The Dual Root architecture creates two separate PCIe root complexes, one for each CPU-GPU group. This design can offer better performance for workloads that require frequent CPU-GPU interaction, as it provides more efficient CPU-memory to GPU-memory performance pathways. The distribution of GPUs between CPUs can be flexible based on specific workload requirements.
In some high-performance computing deployments, dual-root systems may include two Infiniband cards, one attached to each CPU. This configuration helps mitigate potential performance impacts and ensures balanced communication across the system, especially in scenarios where data needs to be shared efficiently between the two CPUs.
Key features:
- GPUs are split between two PCIe root complexes.
- Each CPU manages its own set of GPUs.
- More complex BIOS and OS configuration.
- Better performance for balanced CPU-GPU workloads.
- Allows simultaneous transactions on both buses.
- Ideal for AI training and complex simulations.
Best for:
- Workloads benefiting from reduced PCIe contention.
- Applications requiring balanced CPU and GPU resources.
- Scenarios where data needs to be shared efficiently between two CPUs.

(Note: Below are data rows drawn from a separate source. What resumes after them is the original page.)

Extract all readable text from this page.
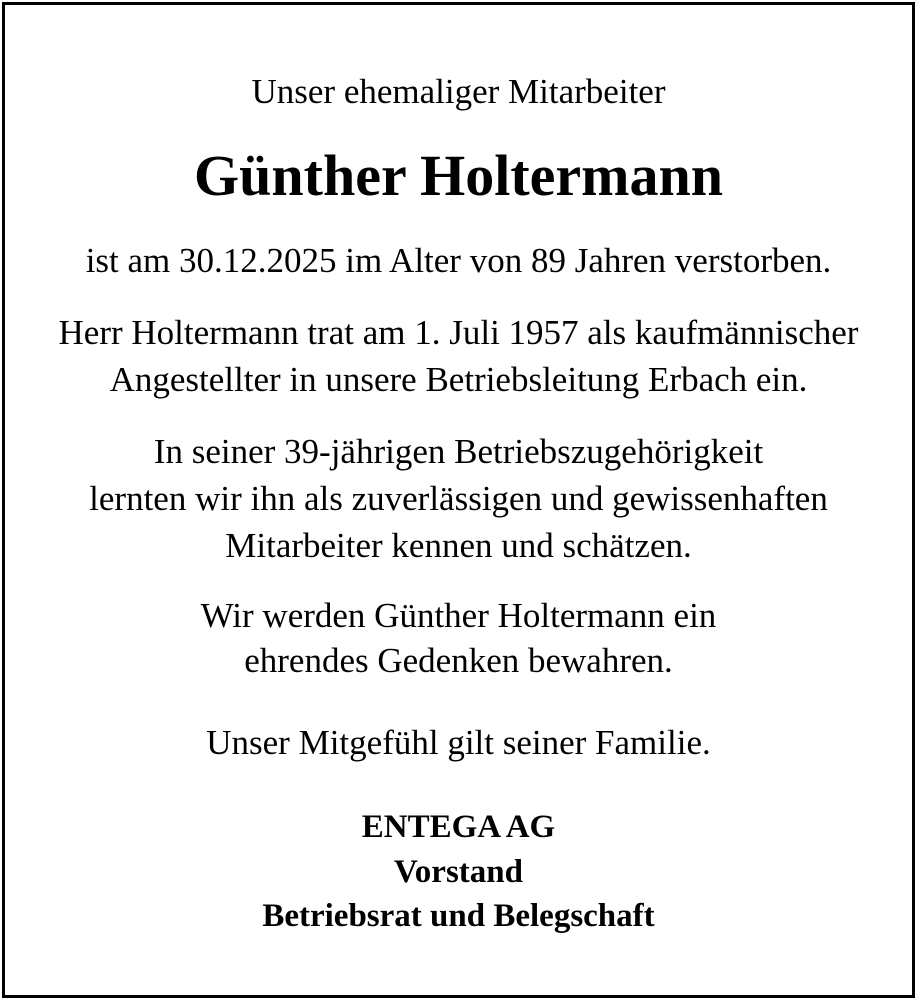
Unser ehemaliger Mitarbeiter
Günther Holtermann
ist am 30.12.2025 im Alter von 89 Jahren verstorben.
Herr Holtermann trat am 1. Juli 1957 als kaufmännischer
Angestellter in unsere Betriebsleitung Erbach ein.
In seiner 39-jährigen Betriebszugehörigkeit
lernten wir ihn als zuverlässigen und gewissenhaften
Mitarbeiter kennen und schätzen.
Wir werden Günther Holtermann ein
ehrendes Gedenken bewahren.
Unser Mitgefühl gilt seiner Familie.
ENTEGA AG
Vorstand
Betriebsrat und Belegschaft
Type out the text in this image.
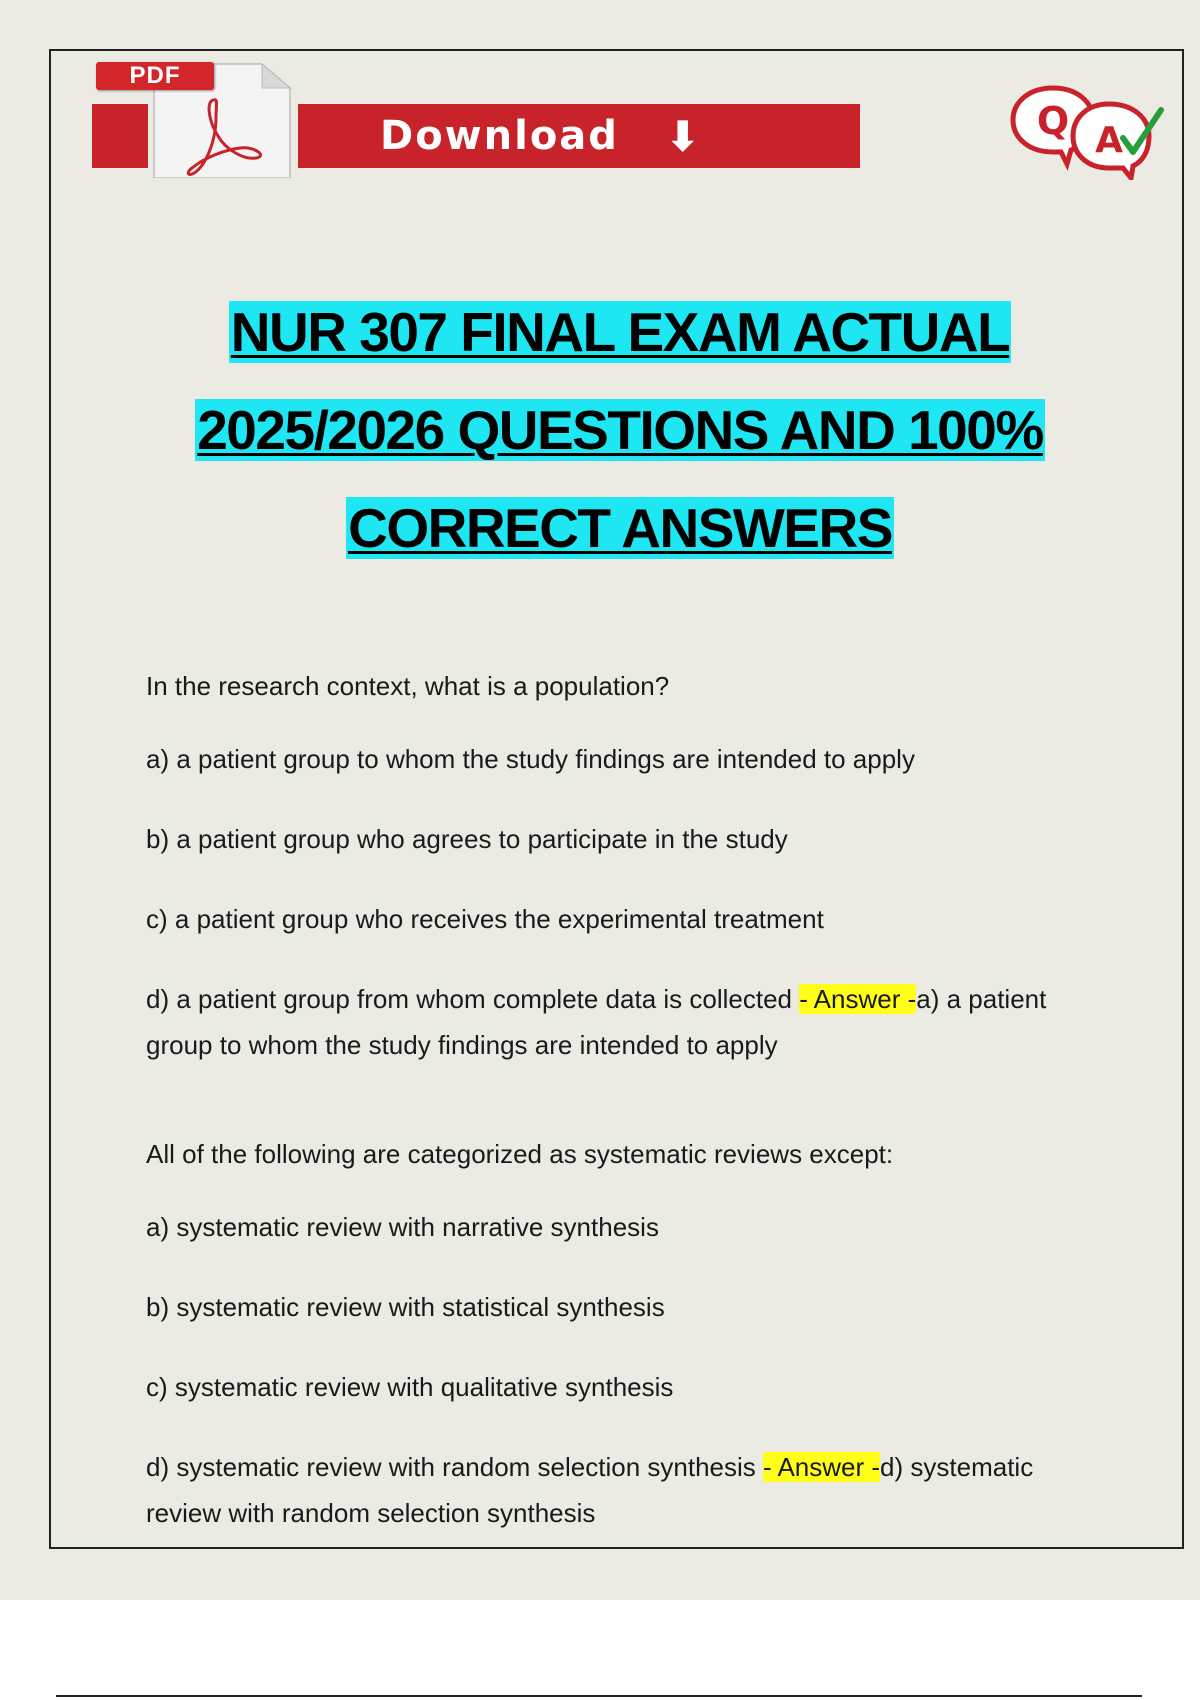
PDF
Download ⬇	Q A
NUR 307 FINAL EXAM ACTUAL
2025/2026 QUESTIONS AND 100%
CORRECT ANSWERS
In the research context, what is a population?
a) a patient group to whom the study findings are intended to apply
b) a patient group who agrees to participate in the study
c) a patient group who receives the experimental treatment
d) a patient group from whom complete data is collected - Answer -a) a patient group to whom the study findings are intended to apply
All of the following are categorized as systematic reviews except:
a) systematic review with narrative synthesis
b) systematic review with statistical synthesis
c) systematic review with qualitative synthesis
d) systematic review with random selection synthesis - Answer -d) systematic review with random selection synthesis
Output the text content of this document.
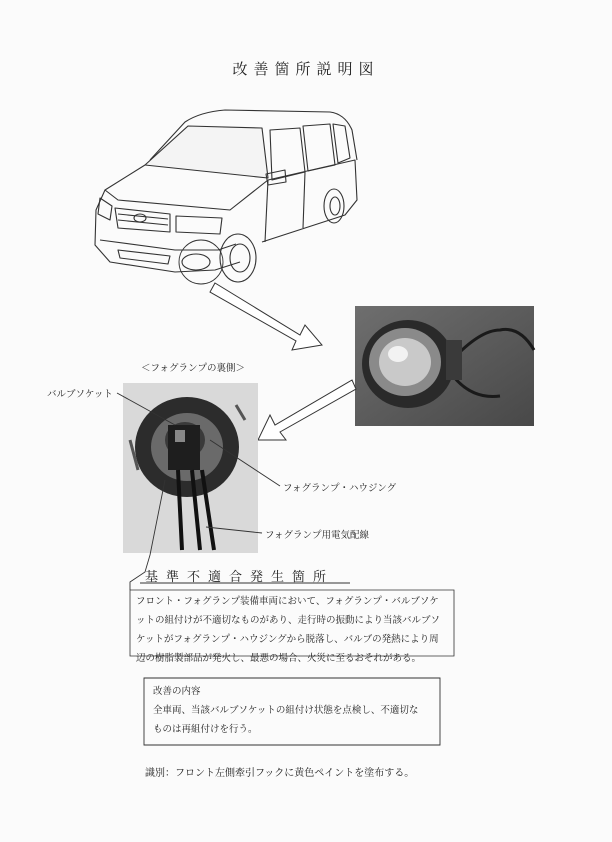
改善箇所説明図
＜フォグランプの裏側＞
バルブソケット
フォグランプ・ハウジング
フォグランプ用電気配線
基準不適合発生箇所

フロント・フォグランプ装備車両において、フォグランプ・バルブソケ

ットの組付けが不適切なものがあり、走行時の振動により当該バルブソ

ケットがフォグランプ・ハウジングから脱落し、バルブの発熱により周

辺の樹脂製部品が発火し、最悪の場合、火災に至るおそれがある。

改善の内容

全車両、当該バルブソケットの組付け状態を点検し、不適切な

ものは再組付けを行う。

識別：フロント左側牽引フックに黄色ペイントを塗布する。
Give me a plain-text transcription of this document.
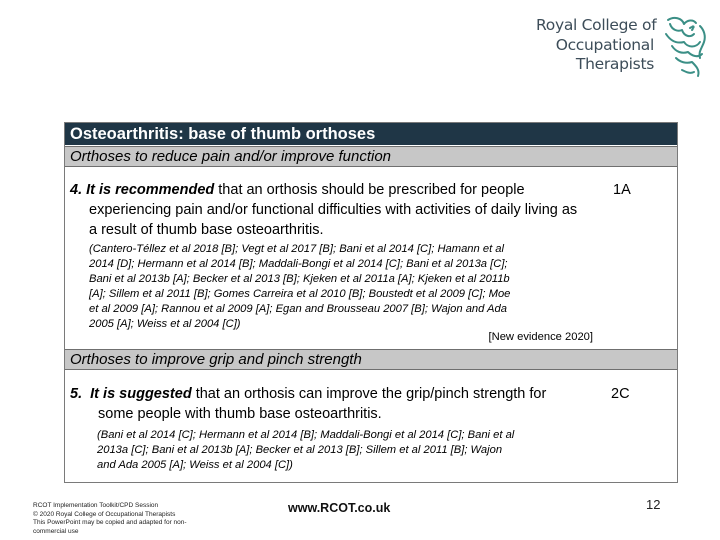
Royal College of
Occupational
Therapists
Osteoarthritis: base of thumb orthoses
Orthoses to reduce pain and/or improve function
4. It is recommended that an orthosis should be prescribed for people experiencing pain and/or functional difficulties with activities of daily living as a result of thumb base osteoarthritis.
1A
(Cantero-Téllez et al 2018 [B]; Vegt et al 2017 [B]; Bani et al 2014 [C]; Hamann et al 2014 [D]; Hermann et al 2014 [B]; Maddali-Bongi et al 2014 [C]; Bani et al 2013a [C]; Bani et al 2013b [A]; Becker et al 2013 [B]; Kjeken et al 2011a [A]; Kjeken et al 2011b [A]; Sillem et al 2011 [B]; Gomes Carreira et al 2010 [B]; Boustedt et al 2009 [C]; Moe et al 2009 [A]; Rannou et al 2009 [A]; Egan and Brousseau 2007 [B]; Wajon and Ada 2005 [A]; Weiss et al 2004 [C])
[New evidence 2020]
Orthoses to improve grip and pinch strength
5. It is suggested that an orthosis can improve the grip/pinch strength for some people with thumb base osteoarthritis.
2C
(Bani et al 2014 [C]; Hermann et al 2014 [B]; Maddali-Bongi et al 2014 [C]; Bani et al 2013a [C]; Bani et al 2013b [A]; Becker et al 2013 [B]; Sillem et al 2011 [B]; Wajon and Ada 2005 [A]; Weiss et al 2004 [C])
RCOT Implementation Toolkit/CPD Session
© 2020 Royal College of Occupational Therapists
This PowerPoint may be copied and adapted for non-
commercial use
www.RCOT.co.uk	12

- AI/ML training environments.
- Complex scientific simulations.
- Multi-user environments requiring dedicated CPU-GPU pairings.
Direct Attached Configuration
As an alternative to Single and Dual Root setups, some systems use a Direct Attached configuration. In this arrangement, each CPU has direct PCIe access to up to four full-size GPUs, eliminating the need for PLX switches. This allows for up to eight GPUs in a dual-CPU system. Direct Attached setups can reduce latencies between CPUs and GPUs, which is beneficial in HPC applications where minimizing latency is crucial. However, this configuration typically supports fewer total GPUs compared to setups using PLX switches.
Key features of Direct Attached:
- No PLX switch used.
- Up to 4 GPUs directly connected to each CPU.
- Lower latency between CPU and GPU.
- Typically limited to 8 GPUs in a dual-CPU system.
Conclusion
Choosing between Single Root and Dual Root GPU server configurations depends on specific workload requirements, power constraints, and performance needs. Single Root offers simplicity, power efficiency, and centralized GPU management for GPU-centric tasks. Dual Root provides enhanced performance and flexibility for applications requiring balanced CPU-GPU interaction, at the cost of higher power consumption.
When planning your GPU server infrastructure, carefully consider your current and future needs, as well as the specific requirements of your applications. It's also worth consulting with hardware vendors and benchmarking your specific workloads to determine the optimal configuration for your use case.
Remember that while Single Root and Dual Root are the most common configurations, Direct Attached setups can offer advantages in specific scenarios where low latency is crucial and fewer GPUs are needed.